By Matters India Reporter

New Delhi, Nov 22, 2021: Father Theodore Bowling, the oldest and last American member of the Patna Jesuit province, died November 22 in Pune, western India. He was 97.

The death occurred at 11:30 am at Sahyadri Hospital in Pune after suffering a brief period of illness.

The funeral is scheduled at 3 pm on November 23 in the De Nobili College Theologians chapel. The mortal remains of Father Bowling will be kept for people to pay their respects from 5 pm November 22 to 12 noon next day.

Father Bowling was in a hospital in Pune where had spent most of missionary life in India. He had completed 80 years in the Society of Jesus.

Father Bowling was born on May 4, 1924. He entered the Society of Jesus on September 1, 1941 and was ordained a priest on March 24, 1955. He became a full-fledged Jesuit on February 2, 1979.

Father Bowling, “a giant for manual work” was hailed for greening the campus of Pune’s Jesuit-managed De Nobili College starting in 1952 when he arrived there for his theological studies. In 1957 he was assigned to teach Basic Science and Scientific Questions connected with philosophy in the Papal Athenaeum in Pune (now Jnana Deepa Vidyapeeth).

During his first year of theology he often volunteered to dig tree pits and fill up the pits with alternate layers of organic matter and mud, to give a chance to a sapling to establish deep roots.

In his second year, he was the sub-beadle and his duties included assigning fellow theology students to do 90-minute manual work twice a week to plant trees in the empty DNC spaces, and to water them for 4 years until they could survive the summer heat.

The Jesuit introduced evening “nature walks” that took him and friends to two rows of rain and Gulmohar trees planted 1942-1944 by Jesuits who built the ground floor of the theologate. The DNC lands were mostly barren he came there. Eventually, various kinds of trees came up on the college campus as well as within nearby housing societies.

2 Comments

  1. Respectful farewell to Father Ted Bowling. Eternal rest grant unto him O Lord and let your perpetual light shine upon the departed soul.

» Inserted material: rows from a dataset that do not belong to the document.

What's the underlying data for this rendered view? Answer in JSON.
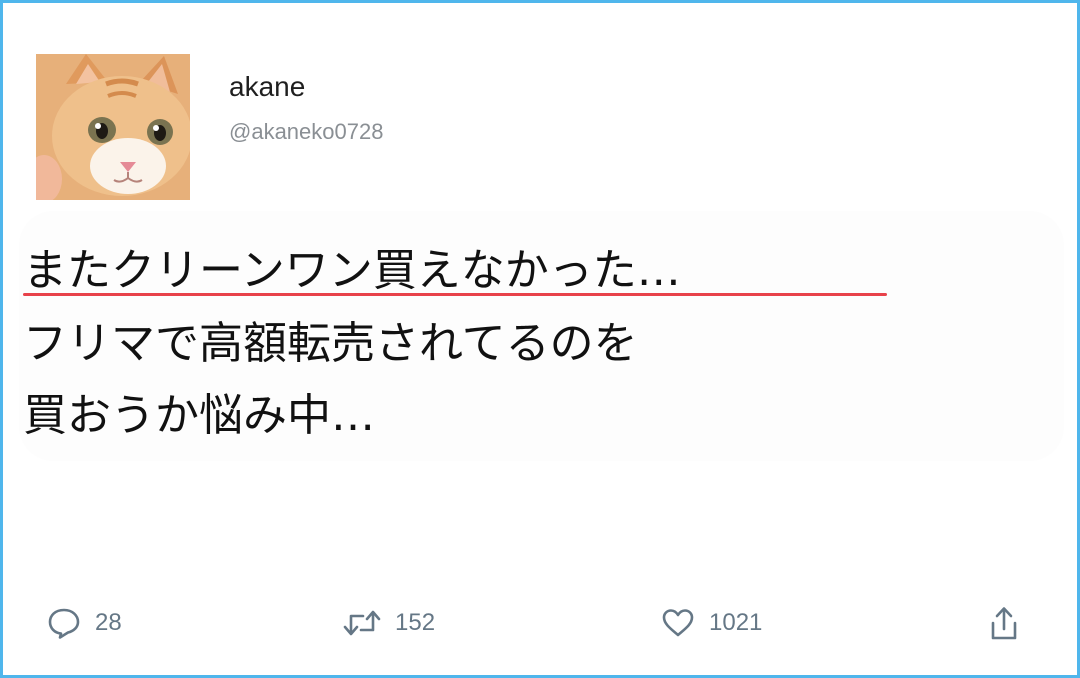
{
  "user": {
    "display_name": "akane",
    "handle": "@akaneko0728"
  },
  "tweet": {
    "lines": [
      "またクリーンワン買えなかった…",
      "フリマで高額転売されてるのを",
      "買おうか悩み中…"
    ],
    "highlight_color": "#e8424a"
  },
  "actions": {
    "reply": {
      "icon": "reply-icon",
      "count": "28"
    },
    "retweet": {
      "icon": "retweet-icon",
      "count": "152"
    },
    "like": {
      "icon": "heart-icon",
      "count": "1021"
    },
    "share": {
      "icon": "share-icon"
    }
  },
  "colors": {
    "border": "#4fb6ec",
    "icon": "#657786"
  }
}
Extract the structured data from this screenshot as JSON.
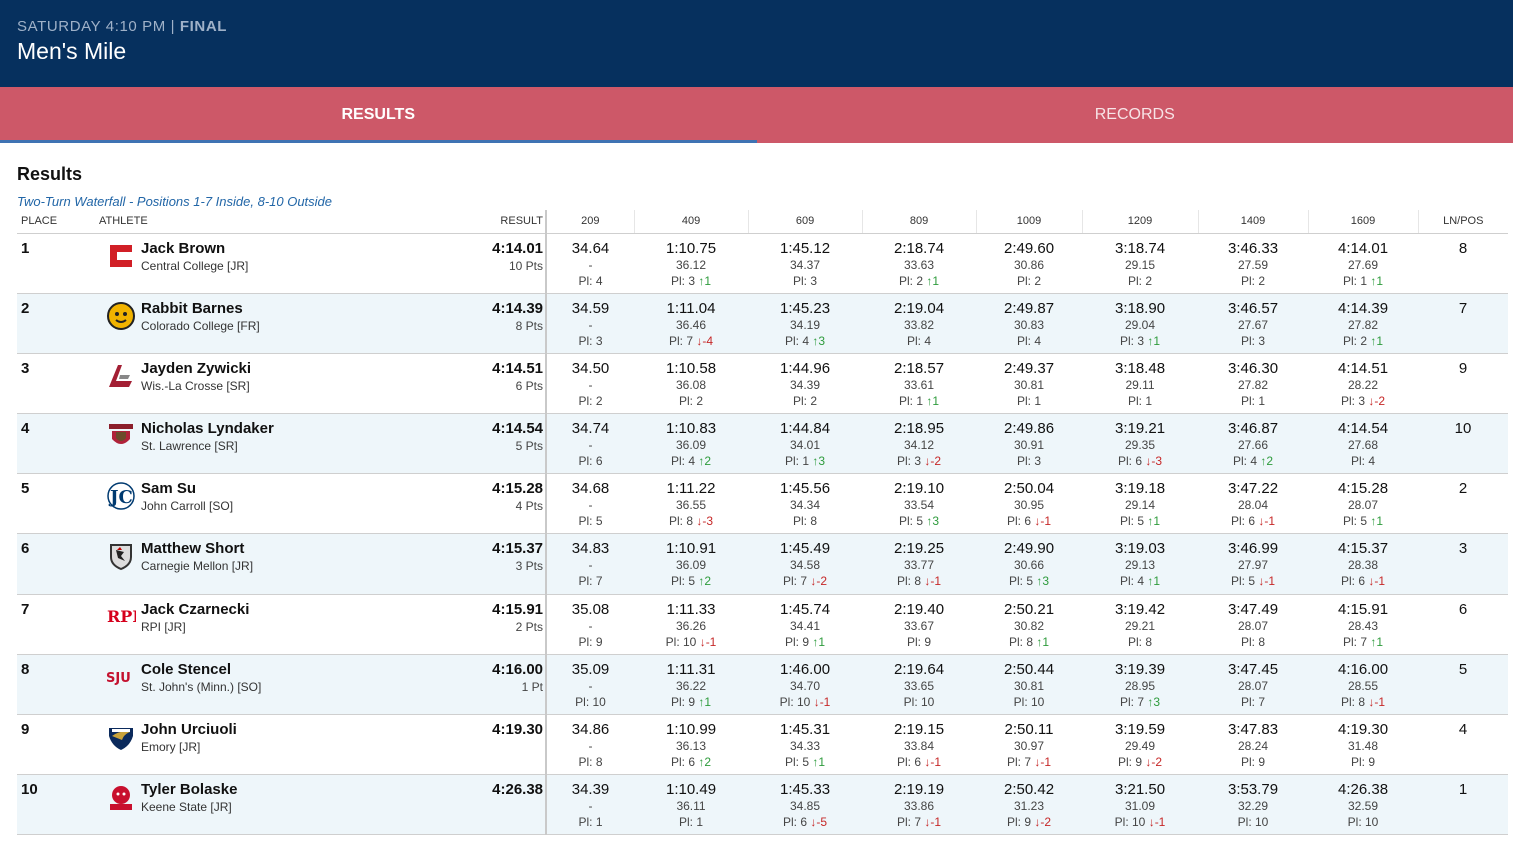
{
  "header": {
    "day_time": "SATURDAY 4:10 PM",
    "separator": "|",
    "status": "FINAL",
    "title": "Men's Mile"
  },
  "tabs": [
    {
      "label": "RESULTS",
      "active": true
    },
    {
      "label": "RECORDS",
      "active": false
    }
  ],
  "results": {
    "title": "Results",
    "subtitle": "Two-Turn Waterfall - Positions 1-7 Inside, 8-10 Outside",
    "columns": {
      "place": "PLACE",
      "athlete": "ATHLETE",
      "result": "RESULT",
      "splits": [
        "209",
        "409",
        "609",
        "809",
        "1009",
        "1209",
        "1409",
        "1609"
      ],
      "lnpos": "LN/POS"
    },
    "rows": [
      {
        "place": "1",
        "name": "Jack Brown",
        "school": "Central College [JR]",
        "logo": "central-college-logo",
        "time": "4:14.01",
        "pts": "10 Pts",
        "ln": "8",
        "splits": [
          {
            "cum": "34.64",
            "lap": "-",
            "pl": "Pl: 4",
            "ch": "",
            "dir": ""
          },
          {
            "cum": "1:10.75",
            "lap": "36.12",
            "pl": "Pl: 3",
            "ch": "↑1",
            "dir": "up"
          },
          {
            "cum": "1:45.12",
            "lap": "34.37",
            "pl": "Pl: 3",
            "ch": "",
            "dir": ""
          },
          {
            "cum": "2:18.74",
            "lap": "33.63",
            "pl": "Pl: 2",
            "ch": "↑1",
            "dir": "up"
          },
          {
            "cum": "2:49.60",
            "lap": "30.86",
            "pl": "Pl: 2",
            "ch": "",
            "dir": ""
          },
          {
            "cum": "3:18.74",
            "lap": "29.15",
            "pl": "Pl: 2",
            "ch": "",
            "dir": ""
          },
          {
            "cum": "3:46.33",
            "lap": "27.59",
            "pl": "Pl: 2",
            "ch": "",
            "dir": ""
          },
          {
            "cum": "4:14.01",
            "lap": "27.69",
            "pl": "Pl: 1",
            "ch": "↑1",
            "dir": "up"
          }
        ]
      },
      {
        "place": "2",
        "name": "Rabbit Barnes",
        "school": "Colorado College [FR]",
        "logo": "colorado-college-logo",
        "time": "4:14.39",
        "pts": "8 Pts",
        "ln": "7",
        "splits": [
          {
            "cum": "34.59",
            "lap": "-",
            "pl": "Pl: 3",
            "ch": "",
            "dir": ""
          },
          {
            "cum": "1:11.04",
            "lap": "36.46",
            "pl": "Pl: 7",
            "ch": "↓-4",
            "dir": "dn"
          },
          {
            "cum": "1:45.23",
            "lap": "34.19",
            "pl": "Pl: 4",
            "ch": "↑3",
            "dir": "up"
          },
          {
            "cum": "2:19.04",
            "lap": "33.82",
            "pl": "Pl: 4",
            "ch": "",
            "dir": ""
          },
          {
            "cum": "2:49.87",
            "lap": "30.83",
            "pl": "Pl: 4",
            "ch": "",
            "dir": ""
          },
          {
            "cum": "3:18.90",
            "lap": "29.04",
            "pl": "Pl: 3",
            "ch": "↑1",
            "dir": "up"
          },
          {
            "cum": "3:46.57",
            "lap": "27.67",
            "pl": "Pl: 3",
            "ch": "",
            "dir": ""
          },
          {
            "cum": "4:14.39",
            "lap": "27.82",
            "pl": "Pl: 2",
            "ch": "↑1",
            "dir": "up"
          }
        ]
      },
      {
        "place": "3",
        "name": "Jayden Zywicki",
        "school": "Wis.-La Crosse [SR]",
        "logo": "wis-la-crosse-logo",
        "time": "4:14.51",
        "pts": "6 Pts",
        "ln": "9",
        "splits": [
          {
            "cum": "34.50",
            "lap": "-",
            "pl": "Pl: 2",
            "ch": "",
            "dir": ""
          },
          {
            "cum": "1:10.58",
            "lap": "36.08",
            "pl": "Pl: 2",
            "ch": "",
            "dir": ""
          },
          {
            "cum": "1:44.96",
            "lap": "34.39",
            "pl": "Pl: 2",
            "ch": "",
            "dir": ""
          },
          {
            "cum": "2:18.57",
            "lap": "33.61",
            "pl": "Pl: 1",
            "ch": "↑1",
            "dir": "up"
          },
          {
            "cum": "2:49.37",
            "lap": "30.81",
            "pl": "Pl: 1",
            "ch": "",
            "dir": ""
          },
          {
            "cum": "3:18.48",
            "lap": "29.11",
            "pl": "Pl: 1",
            "ch": "",
            "dir": ""
          },
          {
            "cum": "3:46.30",
            "lap": "27.82",
            "pl": "Pl: 1",
            "ch": "",
            "dir": ""
          },
          {
            "cum": "4:14.51",
            "lap": "28.22",
            "pl": "Pl: 3",
            "ch": "↓-2",
            "dir": "dn"
          }
        ]
      },
      {
        "place": "4",
        "name": "Nicholas Lyndaker",
        "school": "St. Lawrence [SR]",
        "logo": "st-lawrence-logo",
        "time": "4:14.54",
        "pts": "5 Pts",
        "ln": "10",
        "splits": [
          {
            "cum": "34.74",
            "lap": "-",
            "pl": "Pl: 6",
            "ch": "",
            "dir": ""
          },
          {
            "cum": "1:10.83",
            "lap": "36.09",
            "pl": "Pl: 4",
            "ch": "↑2",
            "dir": "up"
          },
          {
            "cum": "1:44.84",
            "lap": "34.01",
            "pl": "Pl: 1",
            "ch": "↑3",
            "dir": "up"
          },
          {
            "cum": "2:18.95",
            "lap": "34.12",
            "pl": "Pl: 3",
            "ch": "↓-2",
            "dir": "dn"
          },
          {
            "cum": "2:49.86",
            "lap": "30.91",
            "pl": "Pl: 3",
            "ch": "",
            "dir": ""
          },
          {
            "cum": "3:19.21",
            "lap": "29.35",
            "pl": "Pl: 6",
            "ch": "↓-3",
            "dir": "dn"
          },
          {
            "cum": "3:46.87",
            "lap": "27.66",
            "pl": "Pl: 4",
            "ch": "↑2",
            "dir": "up"
          },
          {
            "cum": "4:14.54",
            "lap": "27.68",
            "pl": "Pl: 4",
            "ch": "",
            "dir": ""
          }
        ]
      },
      {
        "place": "5",
        "name": "Sam Su",
        "school": "John Carroll [SO]",
        "logo": "john-carroll-logo",
        "time": "4:15.28",
        "pts": "4 Pts",
        "ln": "2",
        "splits": [
          {
            "cum": "34.68",
            "lap": "-",
            "pl": "Pl: 5",
            "ch": "",
            "dir": ""
          },
          {
            "cum": "1:11.22",
            "lap": "36.55",
            "pl": "Pl: 8",
            "ch": "↓-3",
            "dir": "dn"
          },
          {
            "cum": "1:45.56",
            "lap": "34.34",
            "pl": "Pl: 8",
            "ch": "",
            "dir": ""
          },
          {
            "cum": "2:19.10",
            "lap": "33.54",
            "pl": "Pl: 5",
            "ch": "↑3",
            "dir": "up"
          },
          {
            "cum": "2:50.04",
            "lap": "30.95",
            "pl": "Pl: 6",
            "ch": "↓-1",
            "dir": "dn"
          },
          {
            "cum": "3:19.18",
            "lap": "29.14",
            "pl": "Pl: 5",
            "ch": "↑1",
            "dir": "up"
          },
          {
            "cum": "3:47.22",
            "lap": "28.04",
            "pl": "Pl: 6",
            "ch": "↓-1",
            "dir": "dn"
          },
          {
            "cum": "4:15.28",
            "lap": "28.07",
            "pl": "Pl: 5",
            "ch": "↑1",
            "dir": "up"
          }
        ]
      },
      {
        "place": "6",
        "name": "Matthew Short",
        "school": "Carnegie Mellon [JR]",
        "logo": "carnegie-mellon-logo",
        "time": "4:15.37",
        "pts": "3 Pts",
        "ln": "3",
        "splits": [
          {
            "cum": "34.83",
            "lap": "-",
            "pl": "Pl: 7",
            "ch": "",
            "dir": ""
          },
          {
            "cum": "1:10.91",
            "lap": "36.09",
            "pl": "Pl: 5",
            "ch": "↑2",
            "dir": "up"
          },
          {
            "cum": "1:45.49",
            "lap": "34.58",
            "pl": "Pl: 7",
            "ch": "↓-2",
            "dir": "dn"
          },
          {
            "cum": "2:19.25",
            "lap": "33.77",
            "pl": "Pl: 8",
            "ch": "↓-1",
            "dir": "dn"
          },
          {
            "cum": "2:49.90",
            "lap": "30.66",
            "pl": "Pl: 5",
            "ch": "↑3",
            "dir": "up"
          },
          {
            "cum": "3:19.03",
            "lap": "29.13",
            "pl": "Pl: 4",
            "ch": "↑1",
            "dir": "up"
          },
          {
            "cum": "3:46.99",
            "lap": "27.97",
            "pl": "Pl: 5",
            "ch": "↓-1",
            "dir": "dn"
          },
          {
            "cum": "4:15.37",
            "lap": "28.38",
            "pl": "Pl: 6",
            "ch": "↓-1",
            "dir": "dn"
          }
        ]
      },
      {
        "place": "7",
        "name": "Jack Czarnecki",
        "school": "RPI [JR]",
        "logo": "rpi-logo",
        "time": "4:15.91",
        "pts": "2 Pts",
        "ln": "6",
        "splits": [
          {
            "cum": "35.08",
            "lap": "-",
            "pl": "Pl: 9",
            "ch": "",
            "dir": ""
          },
          {
            "cum": "1:11.33",
            "lap": "36.26",
            "pl": "Pl: 10",
            "ch": "↓-1",
            "dir": "dn"
          },
          {
            "cum": "1:45.74",
            "lap": "34.41",
            "pl": "Pl: 9",
            "ch": "↑1",
            "dir": "up"
          },
          {
            "cum": "2:19.40",
            "lap": "33.67",
            "pl": "Pl: 9",
            "ch": "",
            "dir": ""
          },
          {
            "cum": "2:50.21",
            "lap": "30.82",
            "pl": "Pl: 8",
            "ch": "↑1",
            "dir": "up"
          },
          {
            "cum": "3:19.42",
            "lap": "29.21",
            "pl": "Pl: 8",
            "ch": "",
            "dir": ""
          },
          {
            "cum": "3:47.49",
            "lap": "28.07",
            "pl": "Pl: 8",
            "ch": "",
            "dir": ""
          },
          {
            "cum": "4:15.91",
            "lap": "28.43",
            "pl": "Pl: 7",
            "ch": "↑1",
            "dir": "up"
          }
        ]
      },
      {
        "place": "8",
        "name": "Cole Stencel",
        "school": "St. John's (Minn.) [SO]",
        "logo": "sju-logo",
        "time": "4:16.00",
        "pts": "1 Pt",
        "ln": "5",
        "splits": [
          {
            "cum": "35.09",
            "lap": "-",
            "pl": "Pl: 10",
            "ch": "",
            "dir": ""
          },
          {
            "cum": "1:11.31",
            "lap": "36.22",
            "pl": "Pl: 9",
            "ch": "↑1",
            "dir": "up"
          },
          {
            "cum": "1:46.00",
            "lap": "34.70",
            "pl": "Pl: 10",
            "ch": "↓-1",
            "dir": "dn"
          },
          {
            "cum": "2:19.64",
            "lap": "33.65",
            "pl": "Pl: 10",
            "ch": "",
            "dir": ""
          },
          {
            "cum": "2:50.44",
            "lap": "30.81",
            "pl": "Pl: 10",
            "ch": "",
            "dir": ""
          },
          {
            "cum": "3:19.39",
            "lap": "28.95",
            "pl": "Pl: 7",
            "ch": "↑3",
            "dir": "up"
          },
          {
            "cum": "3:47.45",
            "lap": "28.07",
            "pl": "Pl: 7",
            "ch": "",
            "dir": ""
          },
          {
            "cum": "4:16.00",
            "lap": "28.55",
            "pl": "Pl: 8",
            "ch": "↓-1",
            "dir": "dn"
          }
        ]
      },
      {
        "place": "9",
        "name": "John Urciuoli",
        "school": "Emory [JR]",
        "logo": "emory-logo",
        "time": "4:19.30",
        "pts": "",
        "ln": "4",
        "splits": [
          {
            "cum": "34.86",
            "lap": "-",
            "pl": "Pl: 8",
            "ch": "",
            "dir": ""
          },
          {
            "cum": "1:10.99",
            "lap": "36.13",
            "pl": "Pl: 6",
            "ch": "↑2",
            "dir": "up"
          },
          {
            "cum": "1:45.31",
            "lap": "34.33",
            "pl": "Pl: 5",
            "ch": "↑1",
            "dir": "up"
          },
          {
            "cum": "2:19.15",
            "lap": "33.84",
            "pl": "Pl: 6",
            "ch": "↓-1",
            "dir": "dn"
          },
          {
            "cum": "2:50.11",
            "lap": "30.97",
            "pl": "Pl: 7",
            "ch": "↓-1",
            "dir": "dn"
          },
          {
            "cum": "3:19.59",
            "lap": "29.49",
            "pl": "Pl: 9",
            "ch": "↓-2",
            "dir": "dn"
          },
          {
            "cum": "3:47.83",
            "lap": "28.24",
            "pl": "Pl: 9",
            "ch": "",
            "dir": ""
          },
          {
            "cum": "4:19.30",
            "lap": "31.48",
            "pl": "Pl: 9",
            "ch": "",
            "dir": ""
          }
        ]
      },
      {
        "place": "10",
        "name": "Tyler Bolaske",
        "school": "Keene State [JR]",
        "logo": "keene-state-logo",
        "time": "4:26.38",
        "pts": "",
        "ln": "1",
        "splits": [
          {
            "cum": "34.39",
            "lap": "-",
            "pl": "Pl: 1",
            "ch": "",
            "dir": ""
          },
          {
            "cum": "1:10.49",
            "lap": "36.11",
            "pl": "Pl: 1",
            "ch": "",
            "dir": ""
          },
          {
            "cum": "1:45.33",
            "lap": "34.85",
            "pl": "Pl: 6",
            "ch": "↓-5",
            "dir": "dn"
          },
          {
            "cum": "2:19.19",
            "lap": "33.86",
            "pl": "Pl: 7",
            "ch": "↓-1",
            "dir": "dn"
          },
          {
            "cum": "2:50.42",
            "lap": "31.23",
            "pl": "Pl: 9",
            "ch": "↓-2",
            "dir": "dn"
          },
          {
            "cum": "3:21.50",
            "lap": "31.09",
            "pl": "Pl: 10",
            "ch": "↓-1",
            "dir": "dn"
          },
          {
            "cum": "3:53.79",
            "lap": "32.29",
            "pl": "Pl: 10",
            "ch": "",
            "dir": ""
          },
          {
            "cum": "4:26.38",
            "lap": "32.59",
            "pl": "Pl: 10",
            "ch": "",
            "dir": ""
          }
        ]
      }
    ]
  },
  "colors": {
    "header_bg": "#06305e",
    "tabs_bg": "#cd5868",
    "tab_indicator": "#3f73b3",
    "link": "#2266a7",
    "up": "#2e9b3c",
    "down": "#c62828",
    "row_alt": "#eef6fa"
  }
}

  2. Both my parents were closely associated with Rev Ted Bowling; my father through the Catholic Information Centre that he ran single handedly in Kanpur, and my mother through the St Martha’s Welfare Association that was founded by Bowling’s sister in the USA, though the funding was all local.
    Bowling should be best remembered for his contribution to the Catholic Enquiry Centres that he co-ordinated taking over from another senior American Jesuit from Patna whose name I cannot now recall. I salute the sacrifices of these great foreign missionaries of yesteryears, a now vast vanishing tribe.